Bebeto Andrade expôe sua opinião.

por Bebeto Andrade,

de Cruzília/MG

 

Arturzinho é filho de um engenheiro e de uma professora, tem 13 anos, cursa o ensino fundamental e mora em São Paulo. No mês de junho, trocou o skate pelos protestos e recebeu todo o apoio dos pais, eleitores da esquerda moderada. Aliás, a família só não participou unida das passeatas porque o casal preferiu ficar no meio da multidão, enquanto Arturzinho foi pra linha de frente encarar a polícia. Além de skatista, o jovem gosta de rock e tem uma coleção de piercings na orelha direita.

No último fim de semana do mês, Arturzinho deixou a capital e se mandou pra Juquitiba, pra passar dois dias no sítio de uma colega de escola. Era uma aventura inédita para ele e seus amigos, que nunca haviam pisado em bosta de vaca nem sabiam como uma galinha bota ovo.

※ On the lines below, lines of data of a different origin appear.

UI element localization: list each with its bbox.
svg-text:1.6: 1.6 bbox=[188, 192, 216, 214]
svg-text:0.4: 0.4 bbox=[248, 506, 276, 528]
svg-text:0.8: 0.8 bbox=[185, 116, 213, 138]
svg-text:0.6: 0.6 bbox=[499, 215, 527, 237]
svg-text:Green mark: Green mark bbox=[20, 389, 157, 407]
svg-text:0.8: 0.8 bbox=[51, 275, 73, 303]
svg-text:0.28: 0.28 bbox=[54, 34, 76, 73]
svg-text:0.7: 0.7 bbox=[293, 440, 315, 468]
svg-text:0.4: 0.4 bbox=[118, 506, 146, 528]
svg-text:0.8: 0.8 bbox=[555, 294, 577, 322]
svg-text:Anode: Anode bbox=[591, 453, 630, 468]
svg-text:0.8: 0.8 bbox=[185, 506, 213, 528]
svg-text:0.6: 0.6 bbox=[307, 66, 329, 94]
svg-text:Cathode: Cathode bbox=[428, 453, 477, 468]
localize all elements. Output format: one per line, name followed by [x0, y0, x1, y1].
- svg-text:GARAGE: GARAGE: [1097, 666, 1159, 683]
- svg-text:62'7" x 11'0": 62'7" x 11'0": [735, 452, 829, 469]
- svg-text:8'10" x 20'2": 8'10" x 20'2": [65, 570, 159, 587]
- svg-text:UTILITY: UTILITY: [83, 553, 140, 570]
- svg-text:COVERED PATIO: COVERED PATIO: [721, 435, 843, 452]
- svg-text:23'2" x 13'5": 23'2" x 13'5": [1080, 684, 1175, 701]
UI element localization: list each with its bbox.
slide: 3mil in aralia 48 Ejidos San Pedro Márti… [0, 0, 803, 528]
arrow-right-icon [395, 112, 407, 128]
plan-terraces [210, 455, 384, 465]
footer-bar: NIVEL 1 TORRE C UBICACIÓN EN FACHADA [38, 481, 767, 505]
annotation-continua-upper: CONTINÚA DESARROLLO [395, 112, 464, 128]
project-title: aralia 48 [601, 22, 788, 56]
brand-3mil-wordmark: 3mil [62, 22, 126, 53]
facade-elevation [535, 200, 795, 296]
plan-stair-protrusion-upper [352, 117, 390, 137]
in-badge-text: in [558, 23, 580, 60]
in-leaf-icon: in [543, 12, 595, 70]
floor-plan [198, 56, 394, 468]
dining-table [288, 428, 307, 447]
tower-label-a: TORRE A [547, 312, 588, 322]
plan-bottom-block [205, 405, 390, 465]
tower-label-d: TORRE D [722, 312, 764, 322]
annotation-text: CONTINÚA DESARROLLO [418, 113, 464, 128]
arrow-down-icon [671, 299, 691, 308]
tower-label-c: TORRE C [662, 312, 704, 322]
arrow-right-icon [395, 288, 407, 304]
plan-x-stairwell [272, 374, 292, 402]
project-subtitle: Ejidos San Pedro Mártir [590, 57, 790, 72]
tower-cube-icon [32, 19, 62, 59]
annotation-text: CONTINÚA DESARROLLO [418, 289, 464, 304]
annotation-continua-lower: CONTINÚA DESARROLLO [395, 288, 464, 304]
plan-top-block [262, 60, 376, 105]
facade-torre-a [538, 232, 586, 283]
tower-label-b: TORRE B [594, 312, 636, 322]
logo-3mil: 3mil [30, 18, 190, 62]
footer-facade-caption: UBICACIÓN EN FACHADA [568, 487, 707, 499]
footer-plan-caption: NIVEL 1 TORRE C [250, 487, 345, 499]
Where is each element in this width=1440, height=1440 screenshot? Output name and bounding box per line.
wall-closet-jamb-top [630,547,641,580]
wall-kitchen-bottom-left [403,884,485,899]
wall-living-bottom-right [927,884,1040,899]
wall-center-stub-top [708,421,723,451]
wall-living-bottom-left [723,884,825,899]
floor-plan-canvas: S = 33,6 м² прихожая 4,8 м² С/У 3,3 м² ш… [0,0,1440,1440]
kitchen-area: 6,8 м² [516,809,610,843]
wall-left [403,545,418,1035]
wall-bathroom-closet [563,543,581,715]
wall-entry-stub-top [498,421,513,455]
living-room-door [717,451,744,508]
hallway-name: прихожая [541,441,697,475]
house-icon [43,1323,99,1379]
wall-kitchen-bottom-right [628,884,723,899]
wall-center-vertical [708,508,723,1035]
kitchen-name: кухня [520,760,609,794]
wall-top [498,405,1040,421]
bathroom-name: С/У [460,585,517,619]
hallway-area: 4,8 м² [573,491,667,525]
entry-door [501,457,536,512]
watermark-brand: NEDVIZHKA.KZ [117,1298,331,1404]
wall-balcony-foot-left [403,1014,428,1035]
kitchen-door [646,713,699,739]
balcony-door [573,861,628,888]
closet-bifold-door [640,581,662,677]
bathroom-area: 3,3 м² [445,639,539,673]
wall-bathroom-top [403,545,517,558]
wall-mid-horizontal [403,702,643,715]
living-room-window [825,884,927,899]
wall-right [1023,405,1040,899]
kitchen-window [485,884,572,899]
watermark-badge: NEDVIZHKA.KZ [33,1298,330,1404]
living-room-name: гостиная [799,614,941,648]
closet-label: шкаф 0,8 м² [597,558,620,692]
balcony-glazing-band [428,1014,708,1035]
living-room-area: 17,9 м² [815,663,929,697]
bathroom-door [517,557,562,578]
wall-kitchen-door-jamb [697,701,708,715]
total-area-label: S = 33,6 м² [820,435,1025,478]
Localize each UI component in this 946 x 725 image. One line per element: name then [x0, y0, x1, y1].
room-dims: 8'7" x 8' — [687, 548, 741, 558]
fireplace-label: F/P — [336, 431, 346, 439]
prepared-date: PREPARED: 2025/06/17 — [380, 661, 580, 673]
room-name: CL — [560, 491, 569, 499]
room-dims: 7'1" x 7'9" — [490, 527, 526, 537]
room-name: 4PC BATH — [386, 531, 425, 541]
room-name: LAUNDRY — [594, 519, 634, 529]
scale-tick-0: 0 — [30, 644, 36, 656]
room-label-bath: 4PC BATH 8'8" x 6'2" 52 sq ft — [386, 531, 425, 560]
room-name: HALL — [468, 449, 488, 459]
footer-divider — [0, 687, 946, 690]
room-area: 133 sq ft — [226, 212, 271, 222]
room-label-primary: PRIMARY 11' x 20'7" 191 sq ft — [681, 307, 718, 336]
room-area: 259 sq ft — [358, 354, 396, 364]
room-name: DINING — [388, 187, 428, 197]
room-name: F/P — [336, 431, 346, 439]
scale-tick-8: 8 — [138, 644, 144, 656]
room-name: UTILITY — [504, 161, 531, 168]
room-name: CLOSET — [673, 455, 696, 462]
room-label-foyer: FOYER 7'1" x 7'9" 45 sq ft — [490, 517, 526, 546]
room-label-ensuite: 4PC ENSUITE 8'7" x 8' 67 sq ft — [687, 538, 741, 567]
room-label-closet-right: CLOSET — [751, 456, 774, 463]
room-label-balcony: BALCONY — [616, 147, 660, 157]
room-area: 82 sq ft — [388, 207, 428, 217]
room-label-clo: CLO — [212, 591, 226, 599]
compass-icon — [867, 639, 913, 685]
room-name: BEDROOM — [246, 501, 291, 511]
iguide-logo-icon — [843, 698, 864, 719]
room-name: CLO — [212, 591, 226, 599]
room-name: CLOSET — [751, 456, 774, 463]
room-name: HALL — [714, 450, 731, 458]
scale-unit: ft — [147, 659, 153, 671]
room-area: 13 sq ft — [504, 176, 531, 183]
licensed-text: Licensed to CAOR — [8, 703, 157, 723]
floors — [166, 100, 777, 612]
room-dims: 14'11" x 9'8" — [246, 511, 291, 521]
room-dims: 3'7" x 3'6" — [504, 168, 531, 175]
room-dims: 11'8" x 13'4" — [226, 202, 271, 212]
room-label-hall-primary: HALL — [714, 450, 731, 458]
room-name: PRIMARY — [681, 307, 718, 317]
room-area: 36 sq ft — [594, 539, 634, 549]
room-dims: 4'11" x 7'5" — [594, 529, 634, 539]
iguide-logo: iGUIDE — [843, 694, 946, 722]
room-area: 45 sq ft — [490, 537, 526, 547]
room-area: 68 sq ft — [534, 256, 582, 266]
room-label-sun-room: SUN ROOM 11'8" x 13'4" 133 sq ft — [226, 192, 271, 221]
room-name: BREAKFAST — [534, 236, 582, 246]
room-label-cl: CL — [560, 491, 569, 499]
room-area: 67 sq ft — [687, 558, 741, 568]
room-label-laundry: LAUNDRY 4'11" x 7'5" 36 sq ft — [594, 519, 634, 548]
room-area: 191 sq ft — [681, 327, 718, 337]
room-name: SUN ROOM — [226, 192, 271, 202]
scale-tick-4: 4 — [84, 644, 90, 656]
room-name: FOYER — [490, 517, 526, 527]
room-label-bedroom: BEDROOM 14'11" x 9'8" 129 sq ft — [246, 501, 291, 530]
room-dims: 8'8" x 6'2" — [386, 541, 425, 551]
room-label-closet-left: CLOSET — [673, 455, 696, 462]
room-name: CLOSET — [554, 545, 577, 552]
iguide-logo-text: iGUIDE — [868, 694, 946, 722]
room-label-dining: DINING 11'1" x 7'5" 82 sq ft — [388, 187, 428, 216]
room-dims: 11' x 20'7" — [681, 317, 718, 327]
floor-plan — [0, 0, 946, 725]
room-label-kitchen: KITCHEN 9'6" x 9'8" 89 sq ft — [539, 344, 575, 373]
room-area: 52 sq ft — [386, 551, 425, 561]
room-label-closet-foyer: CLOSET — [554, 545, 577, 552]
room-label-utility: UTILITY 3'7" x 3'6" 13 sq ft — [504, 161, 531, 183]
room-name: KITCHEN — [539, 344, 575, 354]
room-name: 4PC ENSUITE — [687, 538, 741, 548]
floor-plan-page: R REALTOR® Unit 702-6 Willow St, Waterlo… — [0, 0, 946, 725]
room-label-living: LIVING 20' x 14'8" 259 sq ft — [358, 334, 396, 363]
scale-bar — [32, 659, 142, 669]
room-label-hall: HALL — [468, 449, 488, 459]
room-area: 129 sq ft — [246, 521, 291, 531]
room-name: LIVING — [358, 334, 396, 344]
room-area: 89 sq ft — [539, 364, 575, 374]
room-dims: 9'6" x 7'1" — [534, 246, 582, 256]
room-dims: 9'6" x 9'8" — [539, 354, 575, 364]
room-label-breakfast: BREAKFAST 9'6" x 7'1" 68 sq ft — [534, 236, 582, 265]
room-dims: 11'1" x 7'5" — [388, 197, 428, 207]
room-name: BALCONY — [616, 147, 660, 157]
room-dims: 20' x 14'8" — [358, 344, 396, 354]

Pra aumentar a emoção, a linha de transmissão elétrica foi interrompida e os garotos ficaram sem luz, sem carregadores de celular e acesso à internet.

Felizmente, tudo acabou bem. Os meninos foram resgatados pelo proprietário do sítio, no domingo, e todos chegaram em suas casas mais ou menos na hora do jogo da seleção brasileira (era a final contra a Espanha). Arturzinho, porém, não quis saber de futebol e foi logo para o quarto ligar o computador, cumprindo um ritual conhecido. Preocupados, o pai e a mãe encheram o garoto de perguntas, mas ele desconversou e disse que estava tudo bem.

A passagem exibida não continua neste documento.